The rapid development cloud based services has presented technology consumers a big range of choice. Currently when you choose a cloud service provider or providers you need to consider the long term cloud strategy of your organisation. This is especially true if you are planning on using cloud based database and platform based services. The problem with the technology is it is largely proprietary in nature. There are no agreed data storage and inter operational standards.

If you develop applications to run on Amazon Web Services, you may need to completely re-write your  applications if you move to Microsoft and their equivalent offerings. The same also goes for platform based services. How will you migrate between one provider and another?

The Open Cloud Consortium (OCC) hopes to do something about this issue and push for open standards between cloud providers. The open standards will enable the development of an open framework, enabling services from different vendors to inter-operate in a seamless manner.
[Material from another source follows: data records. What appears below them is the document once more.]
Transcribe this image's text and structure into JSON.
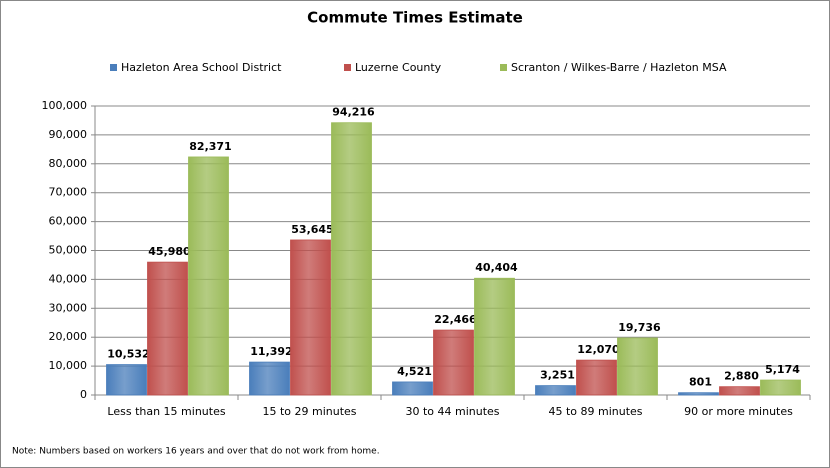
{
  "chart_data": {
    "type": "bar",
    "title": "Commute Times Estimate",
    "categories": [
      "Less than 15 minutes",
      "15 to 29 minutes",
      "30 to 44 minutes",
      "45 to 89 minutes",
      "90 or more minutes"
    ],
    "series": [
      {
        "name": "Hazleton Area School District",
        "color": "#4a7ebb",
        "values": [
          10532,
          11392,
          4521,
          3251,
          801
        ],
        "value_labels": [
          "10,532",
          "11,392",
          "4,521",
          "3,251",
          "801"
        ]
      },
      {
        "name": "Luzerne County",
        "color": "#c0504d",
        "values": [
          45980,
          53645,
          22466,
          12070,
          2880
        ],
        "value_labels": [
          "45,980",
          "53,645",
          "22,466",
          "12,070",
          "2,880"
        ]
      },
      {
        "name": "Scranton / Wilkes-Barre / Hazleton MSA",
        "color": "#9bbb59",
        "values": [
          82371,
          94216,
          40404,
          19736,
          5174
        ],
        "value_labels": [
          "82,371",
          "94,216",
          "40,404",
          "19,736",
          "5,174"
        ]
      }
    ],
    "ylim": [
      0,
      100000
    ],
    "yticks": [
      0,
      {
        "value": 10000,
        "label": "10,000"
      },
      {
        "value": 20000,
        "label": "20,000"
      },
      {
        "value": 30000,
        "label": "30,000"
      },
      {
        "value": 40000,
        "label": "40,000"
      },
      {
        "value": 50000,
        "label": "50,000"
      },
      {
        "value": 60000,
        "label": "60,000"
      },
      {
        "value": 70000,
        "label": "70,000"
      },
      {
        "value": 80000,
        "label": "80,000"
      },
      {
        "value": 90000,
        "label": "90,000"
      },
      {
        "value": 100000,
        "label": "100,000"
      }
    ],
    "grid": true,
    "legend": "top",
    "note": "Note: Numbers based on workers 16 years and over that do not work from home."
  }
}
The OCC was formed in mid 2008 by a group of Universities with the goal of improving the performance of storage and cloud computing.

The OCC also wants to see the development of open source software for cloud based computing.
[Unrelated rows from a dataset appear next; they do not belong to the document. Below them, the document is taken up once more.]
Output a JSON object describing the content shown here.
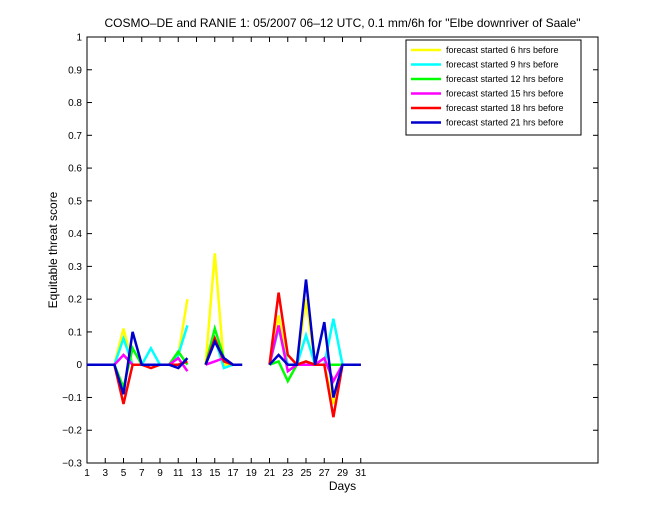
{
  "chart_data": {
    "type": "line",
    "title": "COSMO–DE and RANIE 1: 05/2007 06–12 UTC, 0.1 mm/6h for \"Elbe downriver of Saale\"",
    "xlabel": "Days",
    "ylabel": "Equitable threat score",
    "xlim": [
      1,
      57
    ],
    "ylim": [
      -0.3,
      1
    ],
    "xticks": [
      1,
      3,
      5,
      7,
      9,
      11,
      13,
      15,
      17,
      19,
      21,
      23,
      25,
      27,
      29,
      31
    ],
    "yticks": [
      -0.3,
      -0.2,
      -0.1,
      0,
      0.1,
      0.2,
      0.3,
      0.4,
      0.5,
      0.6,
      0.7,
      0.8,
      0.9,
      1
    ],
    "ytick_labels": [
      "−0.3",
      "−0.2",
      "−0.1",
      "0",
      "0.1",
      "0.2",
      "0.3",
      "0.4",
      "0.5",
      "0.6",
      "0.7",
      "0.8",
      "0.9",
      "1"
    ],
    "legend_position": "top-right",
    "series": [
      {
        "name": "forecast started 6 hrs before",
        "color": "#ffff00",
        "x": [
          1,
          2,
          3,
          4,
          5,
          6,
          7,
          8,
          9,
          10,
          11,
          12,
          null,
          14,
          15,
          16,
          17,
          18,
          null,
          null,
          21,
          22,
          23,
          24,
          25,
          26,
          27,
          28,
          29,
          30,
          31
        ],
        "y": [
          0,
          0,
          0,
          0,
          0.11,
          0,
          0,
          0,
          0,
          0,
          0.03,
          0.2,
          null,
          0,
          0.34,
          0,
          0,
          0,
          null,
          null,
          0,
          0.15,
          0,
          0,
          0.2,
          0,
          0,
          -0.12,
          0,
          0,
          0
        ]
      },
      {
        "name": "forecast started 9 hrs before",
        "color": "#00ffff",
        "x": [
          1,
          2,
          3,
          4,
          5,
          6,
          7,
          8,
          9,
          10,
          11,
          12,
          null,
          14,
          15,
          16,
          17,
          18,
          null,
          null,
          21,
          22,
          23,
          24,
          25,
          26,
          27,
          28,
          29,
          30,
          31
        ],
        "y": [
          0,
          0,
          0,
          0,
          0.08,
          0,
          0,
          0.05,
          0,
          0,
          0.03,
          0.12,
          null,
          0,
          0.08,
          -0.01,
          0,
          0,
          null,
          null,
          0,
          0.11,
          0,
          0,
          0.09,
          0,
          0,
          0.14,
          0,
          0,
          0
        ]
      },
      {
        "name": "forecast started 12 hrs before",
        "color": "#00ff00",
        "x": [
          1,
          2,
          3,
          4,
          5,
          6,
          7,
          8,
          9,
          10,
          11,
          12,
          null,
          14,
          15,
          16,
          17,
          18,
          null,
          null,
          21,
          22,
          23,
          24,
          25,
          26,
          27,
          28,
          29,
          30,
          31
        ],
        "y": [
          0,
          0,
          0,
          0,
          -0.07,
          0.05,
          0,
          0,
          0,
          0,
          0.04,
          0,
          null,
          0,
          0.11,
          0.02,
          0,
          0,
          null,
          null,
          0,
          0.01,
          -0.05,
          0,
          0.01,
          0,
          0,
          0,
          0,
          0,
          0
        ]
      },
      {
        "name": "forecast started 15 hrs before",
        "color": "#ff00ff",
        "x": [
          1,
          2,
          3,
          4,
          5,
          6,
          7,
          8,
          9,
          10,
          11,
          12,
          null,
          14,
          15,
          16,
          17,
          18,
          null,
          null,
          21,
          22,
          23,
          24,
          25,
          26,
          27,
          28,
          29,
          30,
          31
        ],
        "y": [
          0,
          0,
          0,
          0,
          0.03,
          0,
          0,
          0,
          0,
          0,
          0.02,
          -0.02,
          null,
          0,
          0.01,
          0.02,
          0,
          0,
          null,
          null,
          0,
          0.12,
          -0.02,
          0,
          0,
          0,
          0.02,
          -0.05,
          0,
          0,
          0
        ]
      },
      {
        "name": "forecast started 18 hrs before",
        "color": "#ff0000",
        "x": [
          1,
          2,
          3,
          4,
          5,
          6,
          7,
          8,
          9,
          10,
          11,
          12,
          null,
          14,
          15,
          16,
          17,
          18,
          null,
          null,
          21,
          22,
          23,
          24,
          25,
          26,
          27,
          28,
          29,
          30,
          31
        ],
        "y": [
          0,
          0,
          0,
          0,
          -0.12,
          0,
          0,
          -0.01,
          0,
          0,
          0,
          0.01,
          null,
          0,
          0.08,
          0.01,
          0,
          0,
          null,
          null,
          0,
          0.22,
          0.03,
          0,
          0.01,
          0,
          0,
          -0.16,
          0,
          0,
          0
        ]
      },
      {
        "name": "forecast started 21 hrs before",
        "color": "#0000cc",
        "x": [
          1,
          2,
          3,
          4,
          5,
          6,
          7,
          8,
          9,
          10,
          11,
          12,
          null,
          14,
          15,
          16,
          17,
          18,
          null,
          null,
          21,
          22,
          23,
          24,
          25,
          26,
          27,
          28,
          29,
          30,
          31
        ],
        "y": [
          0,
          0,
          0,
          0,
          -0.09,
          0.1,
          0,
          0,
          0,
          0,
          -0.01,
          0.02,
          null,
          0,
          0.07,
          0.02,
          0,
          0,
          null,
          null,
          0,
          0.03,
          0,
          0,
          0.26,
          0,
          0.13,
          -0.1,
          0,
          0,
          0
        ]
      }
    ]
  }
}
The OCC are doing some pretty interesting tests with their Open Cloud Testbed. They are using open source software developed by the National Center for Data Mining and have achieved transfer speeds twice as fast as the Apache Software Foundation project, Hadoop. The protocol they use is UDT, not TCP. UDT is specially designed for the transfer of large datasets.

The use of open source software is not new, most vendors are using Xen server virtualization software. Now if you can add another layer of open source software on top of this you should get a much more economical service that would really give businesses no reason not to adopt cloud services that meet their needs.